Originally, ACH was for direct, recurring payments between two well-known parties, such as an employer and employee. But as check digitalization has grown, transactions between less familiar parties (so-called nonrecurring transactions) are flooding the ACH network. From 2001 to 2008, nonrecurring transactions as a percentage of all ACH transactions grew from 2.3 percent to 37.9 percent, says Mike Mulholand, director of fraud solution strategies at Memento Security.
However, Jan Estep, CEO of NACHA, which oversees the ACH Network, says the percentage of fraud on the network remains very low and that heightened concern about ACH fraud is due in part to a more open dialogue in the industry about fraud in general. "The risk in the ACH network is trending down in the past few years," she says. In 2008, the percentage of unauthorized debit transactions (generally considered a good indicator of ACH fraud) was 0.040 percent of transactions, down from 0.041 percent the year before, she says.
Meanwhile, unauthorized debit returns via the Web fell to 0.04 percent from 0.05 percent, indicating that channel remains secure. However, she notes, the absolute number of unauthorized transactions is increasing as the total volume moving through the channel grows; the total number of ACH transactions was up seven percent in 2008. Volume matters, of course. A very small percentage of a very big number might still spell unacceptable losses at certain banks.

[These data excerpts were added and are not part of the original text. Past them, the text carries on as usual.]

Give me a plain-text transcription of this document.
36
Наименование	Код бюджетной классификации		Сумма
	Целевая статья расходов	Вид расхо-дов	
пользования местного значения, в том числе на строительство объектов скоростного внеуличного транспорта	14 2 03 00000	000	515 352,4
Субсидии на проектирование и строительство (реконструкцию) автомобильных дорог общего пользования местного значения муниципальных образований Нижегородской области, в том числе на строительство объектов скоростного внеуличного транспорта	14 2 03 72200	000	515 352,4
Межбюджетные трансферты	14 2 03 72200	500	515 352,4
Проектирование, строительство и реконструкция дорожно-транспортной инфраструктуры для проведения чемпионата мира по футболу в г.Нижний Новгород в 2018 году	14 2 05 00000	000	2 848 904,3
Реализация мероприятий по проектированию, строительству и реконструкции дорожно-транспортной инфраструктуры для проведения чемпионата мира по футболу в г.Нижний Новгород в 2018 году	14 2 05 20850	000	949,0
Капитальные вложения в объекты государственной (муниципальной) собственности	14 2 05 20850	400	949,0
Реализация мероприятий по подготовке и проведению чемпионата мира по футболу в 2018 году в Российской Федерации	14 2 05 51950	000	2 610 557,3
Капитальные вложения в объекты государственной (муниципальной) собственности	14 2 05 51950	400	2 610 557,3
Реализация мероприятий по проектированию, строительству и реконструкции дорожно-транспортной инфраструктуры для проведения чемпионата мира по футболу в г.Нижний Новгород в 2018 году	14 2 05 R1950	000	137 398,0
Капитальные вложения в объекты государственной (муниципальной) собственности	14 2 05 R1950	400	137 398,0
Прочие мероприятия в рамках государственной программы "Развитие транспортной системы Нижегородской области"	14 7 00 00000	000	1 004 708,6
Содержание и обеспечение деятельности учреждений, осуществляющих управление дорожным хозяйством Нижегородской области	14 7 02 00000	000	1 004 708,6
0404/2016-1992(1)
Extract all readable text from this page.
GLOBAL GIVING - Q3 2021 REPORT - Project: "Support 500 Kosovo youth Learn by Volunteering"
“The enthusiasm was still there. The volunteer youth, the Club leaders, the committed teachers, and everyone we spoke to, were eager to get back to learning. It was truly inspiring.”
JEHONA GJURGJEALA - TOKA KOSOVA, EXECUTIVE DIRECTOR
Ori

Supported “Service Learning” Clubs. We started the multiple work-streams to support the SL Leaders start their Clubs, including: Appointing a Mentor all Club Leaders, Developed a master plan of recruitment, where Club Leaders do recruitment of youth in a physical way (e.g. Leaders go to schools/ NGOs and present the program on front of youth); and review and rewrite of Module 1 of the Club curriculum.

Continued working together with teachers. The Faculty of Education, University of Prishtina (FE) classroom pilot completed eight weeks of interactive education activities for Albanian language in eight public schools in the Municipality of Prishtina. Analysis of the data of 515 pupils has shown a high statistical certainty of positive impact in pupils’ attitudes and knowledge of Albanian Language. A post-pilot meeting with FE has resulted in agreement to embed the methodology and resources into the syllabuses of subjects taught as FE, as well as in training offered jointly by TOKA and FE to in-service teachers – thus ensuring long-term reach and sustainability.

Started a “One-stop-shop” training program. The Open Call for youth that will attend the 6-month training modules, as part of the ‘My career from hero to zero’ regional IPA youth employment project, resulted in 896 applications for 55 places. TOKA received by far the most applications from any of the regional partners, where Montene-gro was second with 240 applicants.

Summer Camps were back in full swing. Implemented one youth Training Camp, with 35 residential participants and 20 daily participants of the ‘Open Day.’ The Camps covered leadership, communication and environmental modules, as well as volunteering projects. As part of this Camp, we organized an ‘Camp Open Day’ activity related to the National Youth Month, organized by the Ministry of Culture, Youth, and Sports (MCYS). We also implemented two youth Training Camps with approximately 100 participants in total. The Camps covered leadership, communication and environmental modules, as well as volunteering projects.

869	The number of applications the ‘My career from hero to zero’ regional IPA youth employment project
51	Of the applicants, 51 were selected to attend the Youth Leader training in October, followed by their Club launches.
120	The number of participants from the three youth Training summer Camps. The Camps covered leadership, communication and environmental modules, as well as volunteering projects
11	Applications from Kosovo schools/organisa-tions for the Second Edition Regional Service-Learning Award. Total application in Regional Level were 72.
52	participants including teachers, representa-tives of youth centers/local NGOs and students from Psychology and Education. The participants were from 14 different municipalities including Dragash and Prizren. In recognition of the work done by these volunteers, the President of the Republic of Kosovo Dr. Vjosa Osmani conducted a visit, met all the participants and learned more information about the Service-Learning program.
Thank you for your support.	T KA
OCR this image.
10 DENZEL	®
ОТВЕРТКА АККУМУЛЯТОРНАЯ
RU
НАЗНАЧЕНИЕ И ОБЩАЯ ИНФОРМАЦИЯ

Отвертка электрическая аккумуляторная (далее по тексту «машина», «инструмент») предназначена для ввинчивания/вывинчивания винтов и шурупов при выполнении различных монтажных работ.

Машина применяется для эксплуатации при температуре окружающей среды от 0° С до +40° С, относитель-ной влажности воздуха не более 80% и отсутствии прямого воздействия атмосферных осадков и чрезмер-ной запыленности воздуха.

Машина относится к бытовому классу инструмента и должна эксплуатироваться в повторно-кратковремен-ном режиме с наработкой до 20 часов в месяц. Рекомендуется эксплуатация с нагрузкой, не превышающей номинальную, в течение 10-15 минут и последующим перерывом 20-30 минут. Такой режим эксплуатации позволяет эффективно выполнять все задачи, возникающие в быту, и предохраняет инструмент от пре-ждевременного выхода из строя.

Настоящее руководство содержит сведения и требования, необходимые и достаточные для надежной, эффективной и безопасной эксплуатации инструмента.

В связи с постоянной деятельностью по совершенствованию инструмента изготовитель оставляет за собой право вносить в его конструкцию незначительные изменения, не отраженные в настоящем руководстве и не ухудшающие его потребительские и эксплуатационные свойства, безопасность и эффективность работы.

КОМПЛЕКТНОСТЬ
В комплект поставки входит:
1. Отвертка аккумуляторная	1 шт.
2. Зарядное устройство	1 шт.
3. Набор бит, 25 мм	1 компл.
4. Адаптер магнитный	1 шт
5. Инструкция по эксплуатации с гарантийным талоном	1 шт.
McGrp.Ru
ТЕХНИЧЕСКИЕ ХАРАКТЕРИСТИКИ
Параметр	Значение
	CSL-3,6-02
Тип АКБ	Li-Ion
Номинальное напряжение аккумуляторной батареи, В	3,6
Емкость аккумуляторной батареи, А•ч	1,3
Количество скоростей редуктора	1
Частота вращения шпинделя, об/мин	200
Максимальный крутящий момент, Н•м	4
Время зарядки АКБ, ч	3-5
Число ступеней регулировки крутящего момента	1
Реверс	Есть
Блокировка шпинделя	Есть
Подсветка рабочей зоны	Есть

Since run-of-the-mill check fraud increasingly and easily ends up in the ACH channel, fraud schemes don't always have to be that creative or high tech. Old fashioned check kiting is a threat, as are fraudsters who pose as a legitimate businessmen and lure the bank into accepting fraudulent ACH transactions.
Tom Miltonberger, chief executive of Guardian Analytics, says bank execs should bear in mind as they craft solutions to ACH fraud that ACH is a payment mechanism, and that security resides not within the channel but at the application level.
Banks must tighten up security (such as customer due diligence) and monitoring, and make sure the fraud tools they already use for paper checks are applied to the converted checks flowing through the ACH channel. Monitoring is especially important since once a fraudulent ACH transaction occurs it's difficult to undo.